All conjunctions of literals and all disjunctions of literals are in CNF, as they can be seen as conjunctions of one-literal clauses and conjunctions of a single clause, respectively. As in the disjunctive normal form (DNF), the only propositional connectives a formula in CNF can contain are and, or, and not. The not operator can only be used as part of a literal, which means that it can only precede a propositional variable.

For example, all of the following formulas are in CNF:

$A \wedge B$

$\neg A \wedge (B \vee C)$

$(A \vee B) \wedge (\neg B \vee C \vee \neg D) \wedge (D \vee \neg E)$

$(\neg B \vee C).$

But the following are not:

$\neg (B \vee C)$

$(A \wedge B) \vee C$

$A \wedge (B \vee (D \wedge E)).$

The above three formulas are respectively equivalent to the following three formulas that are in conjunctive normal form:

$\neg B \wedge \neg C$

$(A \vee C) \wedge (B \vee C)$

$A \wedge (B \vee D) \wedge (B \vee E).$

Every propositional formula can be converted into an equivalent formula that is in CNF. This transformation is based on rules about logical equivalences: the Double Negative Law, the De Morgan's laws, and the distributive Law.

Since all logical formulas can be converted into an equivalent formula in conjunctive normal form, proofs are often based on the assumption that all formulae are CNF. However, in some cases this conversion to CNF can lead to an exponential explosion of the formula.

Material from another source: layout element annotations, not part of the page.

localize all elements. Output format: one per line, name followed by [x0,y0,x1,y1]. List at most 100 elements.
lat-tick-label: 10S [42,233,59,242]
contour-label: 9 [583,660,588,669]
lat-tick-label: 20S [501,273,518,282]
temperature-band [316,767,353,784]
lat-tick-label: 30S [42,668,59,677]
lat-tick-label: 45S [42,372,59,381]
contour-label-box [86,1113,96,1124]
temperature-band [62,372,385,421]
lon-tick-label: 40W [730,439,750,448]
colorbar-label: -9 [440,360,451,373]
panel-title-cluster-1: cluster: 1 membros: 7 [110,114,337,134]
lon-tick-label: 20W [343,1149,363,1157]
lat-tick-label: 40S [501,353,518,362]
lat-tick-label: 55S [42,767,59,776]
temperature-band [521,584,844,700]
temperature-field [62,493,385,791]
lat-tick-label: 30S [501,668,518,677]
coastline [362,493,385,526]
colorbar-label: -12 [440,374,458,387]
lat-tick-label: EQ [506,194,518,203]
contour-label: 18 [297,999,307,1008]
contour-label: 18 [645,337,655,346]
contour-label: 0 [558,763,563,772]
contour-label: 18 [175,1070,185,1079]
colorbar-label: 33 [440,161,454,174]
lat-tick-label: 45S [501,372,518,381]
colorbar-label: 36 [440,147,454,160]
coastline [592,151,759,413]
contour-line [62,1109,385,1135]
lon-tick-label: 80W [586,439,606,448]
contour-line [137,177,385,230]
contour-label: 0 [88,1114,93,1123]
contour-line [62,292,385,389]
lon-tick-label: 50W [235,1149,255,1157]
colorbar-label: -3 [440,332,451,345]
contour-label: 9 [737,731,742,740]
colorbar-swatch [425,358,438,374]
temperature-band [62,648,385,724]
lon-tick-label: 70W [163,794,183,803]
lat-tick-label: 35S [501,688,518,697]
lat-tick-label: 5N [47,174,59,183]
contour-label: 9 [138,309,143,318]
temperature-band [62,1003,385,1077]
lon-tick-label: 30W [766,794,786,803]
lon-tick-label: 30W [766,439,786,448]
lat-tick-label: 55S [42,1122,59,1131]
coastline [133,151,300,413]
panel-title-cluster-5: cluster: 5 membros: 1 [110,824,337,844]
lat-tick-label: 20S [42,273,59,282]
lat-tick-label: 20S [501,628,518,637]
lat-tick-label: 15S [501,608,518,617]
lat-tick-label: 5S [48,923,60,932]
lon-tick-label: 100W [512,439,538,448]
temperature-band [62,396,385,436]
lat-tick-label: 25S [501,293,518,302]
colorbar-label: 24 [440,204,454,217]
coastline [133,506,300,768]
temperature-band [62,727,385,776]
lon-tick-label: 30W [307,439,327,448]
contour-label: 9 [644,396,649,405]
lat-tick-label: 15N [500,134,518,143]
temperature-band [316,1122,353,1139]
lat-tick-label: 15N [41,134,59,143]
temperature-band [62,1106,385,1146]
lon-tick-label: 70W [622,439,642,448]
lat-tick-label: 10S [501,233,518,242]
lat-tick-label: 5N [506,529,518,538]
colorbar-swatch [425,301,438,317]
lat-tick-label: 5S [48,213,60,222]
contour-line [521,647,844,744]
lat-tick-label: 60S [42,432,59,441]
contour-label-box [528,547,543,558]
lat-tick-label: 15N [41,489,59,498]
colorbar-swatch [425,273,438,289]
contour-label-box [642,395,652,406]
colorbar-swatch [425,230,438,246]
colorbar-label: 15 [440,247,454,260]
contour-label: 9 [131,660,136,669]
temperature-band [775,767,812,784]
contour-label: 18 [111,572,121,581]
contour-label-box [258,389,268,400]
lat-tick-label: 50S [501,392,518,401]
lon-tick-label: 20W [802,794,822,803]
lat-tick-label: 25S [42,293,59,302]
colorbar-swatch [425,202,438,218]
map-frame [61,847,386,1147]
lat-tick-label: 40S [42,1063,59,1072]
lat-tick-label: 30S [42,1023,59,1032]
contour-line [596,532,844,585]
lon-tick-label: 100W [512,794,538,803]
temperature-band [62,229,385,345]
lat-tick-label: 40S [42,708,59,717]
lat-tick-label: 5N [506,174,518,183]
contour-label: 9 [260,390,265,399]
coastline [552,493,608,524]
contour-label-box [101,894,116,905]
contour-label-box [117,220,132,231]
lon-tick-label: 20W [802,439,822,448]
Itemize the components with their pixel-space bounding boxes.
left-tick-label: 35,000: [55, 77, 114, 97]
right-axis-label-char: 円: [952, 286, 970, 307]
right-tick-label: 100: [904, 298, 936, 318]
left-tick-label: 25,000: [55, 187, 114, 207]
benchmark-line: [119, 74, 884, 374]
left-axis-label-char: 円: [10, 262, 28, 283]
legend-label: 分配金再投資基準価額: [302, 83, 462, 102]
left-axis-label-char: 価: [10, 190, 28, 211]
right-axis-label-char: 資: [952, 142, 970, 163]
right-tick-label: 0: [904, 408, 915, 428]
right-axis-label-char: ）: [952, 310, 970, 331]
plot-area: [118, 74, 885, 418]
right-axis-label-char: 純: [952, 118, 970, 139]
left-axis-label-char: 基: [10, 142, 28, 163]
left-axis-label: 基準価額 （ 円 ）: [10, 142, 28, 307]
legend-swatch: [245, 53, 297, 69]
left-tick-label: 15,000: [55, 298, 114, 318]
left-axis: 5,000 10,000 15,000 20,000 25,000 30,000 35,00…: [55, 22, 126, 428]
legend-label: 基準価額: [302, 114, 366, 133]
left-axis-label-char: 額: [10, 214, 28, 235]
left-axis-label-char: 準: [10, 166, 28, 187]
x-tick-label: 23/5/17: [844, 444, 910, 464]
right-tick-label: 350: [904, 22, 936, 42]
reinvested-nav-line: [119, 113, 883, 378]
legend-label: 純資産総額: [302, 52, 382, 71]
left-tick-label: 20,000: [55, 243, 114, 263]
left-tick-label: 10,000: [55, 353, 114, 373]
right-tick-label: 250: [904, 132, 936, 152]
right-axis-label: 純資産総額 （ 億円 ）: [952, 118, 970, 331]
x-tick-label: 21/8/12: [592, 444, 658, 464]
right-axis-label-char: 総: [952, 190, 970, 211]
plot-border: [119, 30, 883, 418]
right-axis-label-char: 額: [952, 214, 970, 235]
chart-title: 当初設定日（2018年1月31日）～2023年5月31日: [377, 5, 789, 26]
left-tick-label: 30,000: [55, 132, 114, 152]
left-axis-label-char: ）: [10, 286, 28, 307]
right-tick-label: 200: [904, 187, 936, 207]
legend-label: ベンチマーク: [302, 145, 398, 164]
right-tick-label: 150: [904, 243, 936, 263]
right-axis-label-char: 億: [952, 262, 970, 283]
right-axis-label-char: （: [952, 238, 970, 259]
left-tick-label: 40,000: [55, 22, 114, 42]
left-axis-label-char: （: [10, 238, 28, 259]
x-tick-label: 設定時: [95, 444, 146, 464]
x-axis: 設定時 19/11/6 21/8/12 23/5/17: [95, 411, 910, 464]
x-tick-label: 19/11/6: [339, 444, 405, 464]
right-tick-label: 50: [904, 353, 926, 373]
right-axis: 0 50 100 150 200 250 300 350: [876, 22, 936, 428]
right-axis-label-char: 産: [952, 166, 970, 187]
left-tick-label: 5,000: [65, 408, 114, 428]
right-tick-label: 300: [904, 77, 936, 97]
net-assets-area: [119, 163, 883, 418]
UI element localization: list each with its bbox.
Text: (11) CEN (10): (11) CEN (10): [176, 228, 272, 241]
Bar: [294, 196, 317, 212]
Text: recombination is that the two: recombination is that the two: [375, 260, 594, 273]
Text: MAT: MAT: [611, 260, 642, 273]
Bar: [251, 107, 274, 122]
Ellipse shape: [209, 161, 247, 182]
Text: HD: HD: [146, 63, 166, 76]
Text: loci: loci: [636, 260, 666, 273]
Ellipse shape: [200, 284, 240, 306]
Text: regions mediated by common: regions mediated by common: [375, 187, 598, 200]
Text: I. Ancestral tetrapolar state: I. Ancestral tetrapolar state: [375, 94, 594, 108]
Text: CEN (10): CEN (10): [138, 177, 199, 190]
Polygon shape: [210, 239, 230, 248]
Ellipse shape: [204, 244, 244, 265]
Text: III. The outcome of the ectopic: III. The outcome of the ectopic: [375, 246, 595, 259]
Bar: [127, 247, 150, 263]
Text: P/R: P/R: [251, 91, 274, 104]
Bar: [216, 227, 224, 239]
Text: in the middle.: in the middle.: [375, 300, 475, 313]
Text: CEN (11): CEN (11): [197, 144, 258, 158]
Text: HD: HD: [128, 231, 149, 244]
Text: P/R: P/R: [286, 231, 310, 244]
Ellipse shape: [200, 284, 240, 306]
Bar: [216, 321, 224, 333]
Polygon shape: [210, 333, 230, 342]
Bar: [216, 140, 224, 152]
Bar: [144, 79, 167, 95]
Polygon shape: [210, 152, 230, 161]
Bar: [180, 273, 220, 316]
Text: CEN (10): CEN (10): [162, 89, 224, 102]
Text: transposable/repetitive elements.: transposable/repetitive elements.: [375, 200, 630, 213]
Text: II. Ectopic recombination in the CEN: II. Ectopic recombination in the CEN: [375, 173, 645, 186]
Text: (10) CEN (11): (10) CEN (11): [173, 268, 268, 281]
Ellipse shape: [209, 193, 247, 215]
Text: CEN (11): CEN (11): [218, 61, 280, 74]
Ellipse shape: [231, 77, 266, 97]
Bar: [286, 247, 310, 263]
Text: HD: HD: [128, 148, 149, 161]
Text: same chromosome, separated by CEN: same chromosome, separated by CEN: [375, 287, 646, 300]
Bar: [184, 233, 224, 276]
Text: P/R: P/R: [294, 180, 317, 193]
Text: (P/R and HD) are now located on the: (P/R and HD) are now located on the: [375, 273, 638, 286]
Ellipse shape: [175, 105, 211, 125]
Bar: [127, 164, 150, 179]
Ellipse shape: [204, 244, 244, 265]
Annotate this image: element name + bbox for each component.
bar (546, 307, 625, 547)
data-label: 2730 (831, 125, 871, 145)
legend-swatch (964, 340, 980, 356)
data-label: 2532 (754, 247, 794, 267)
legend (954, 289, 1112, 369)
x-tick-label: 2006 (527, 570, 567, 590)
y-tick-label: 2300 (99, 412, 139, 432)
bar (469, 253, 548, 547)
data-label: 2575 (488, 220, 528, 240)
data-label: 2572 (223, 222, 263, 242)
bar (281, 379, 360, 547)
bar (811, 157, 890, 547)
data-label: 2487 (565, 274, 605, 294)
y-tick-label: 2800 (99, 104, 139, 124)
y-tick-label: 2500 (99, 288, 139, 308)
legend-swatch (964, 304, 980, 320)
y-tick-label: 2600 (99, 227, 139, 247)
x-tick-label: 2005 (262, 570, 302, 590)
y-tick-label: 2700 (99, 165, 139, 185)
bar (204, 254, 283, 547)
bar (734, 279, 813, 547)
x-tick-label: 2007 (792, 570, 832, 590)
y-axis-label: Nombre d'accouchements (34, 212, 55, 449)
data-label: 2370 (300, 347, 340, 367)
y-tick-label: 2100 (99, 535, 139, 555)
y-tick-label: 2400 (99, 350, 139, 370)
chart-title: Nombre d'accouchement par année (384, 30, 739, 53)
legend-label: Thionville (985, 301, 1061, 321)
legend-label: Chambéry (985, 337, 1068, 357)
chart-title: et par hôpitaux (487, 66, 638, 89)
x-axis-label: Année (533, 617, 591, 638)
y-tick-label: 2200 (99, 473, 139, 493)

For example, translating the following non-CNF formula in CNF produces a formula with $2 n$ clauses:

$(X_1 \wedge Y_1) \vee (X_2 \wedge Y_2) \vee \dots \vee (X_n \wedge Y_n).$

Transformations of formulae in CNF preserving satisfiability rather than equivalence and not producing an exponential increase of size exist. These transformations are guaranteed to only linearly increase the size of the formula, but introduce new variables.

Conjunctive normal form can be taken further to yield the clausal normal form of a logical formula, that is used to perform first-order resolution.

An important set of problems in computational complexity involves finding assignments to the variables of a boolean formula expressed in Conjunctive Normal Form, such that the formula is true. The k-SAT problem is the problem of finding a satisfying assignment to a boolean formula expressed in CNF such that each disjunction contains at most k variables. 3-SAT is NP-complete (like any other k-SAT problem with k>2) while 2-SAT can be solved in polynomial time.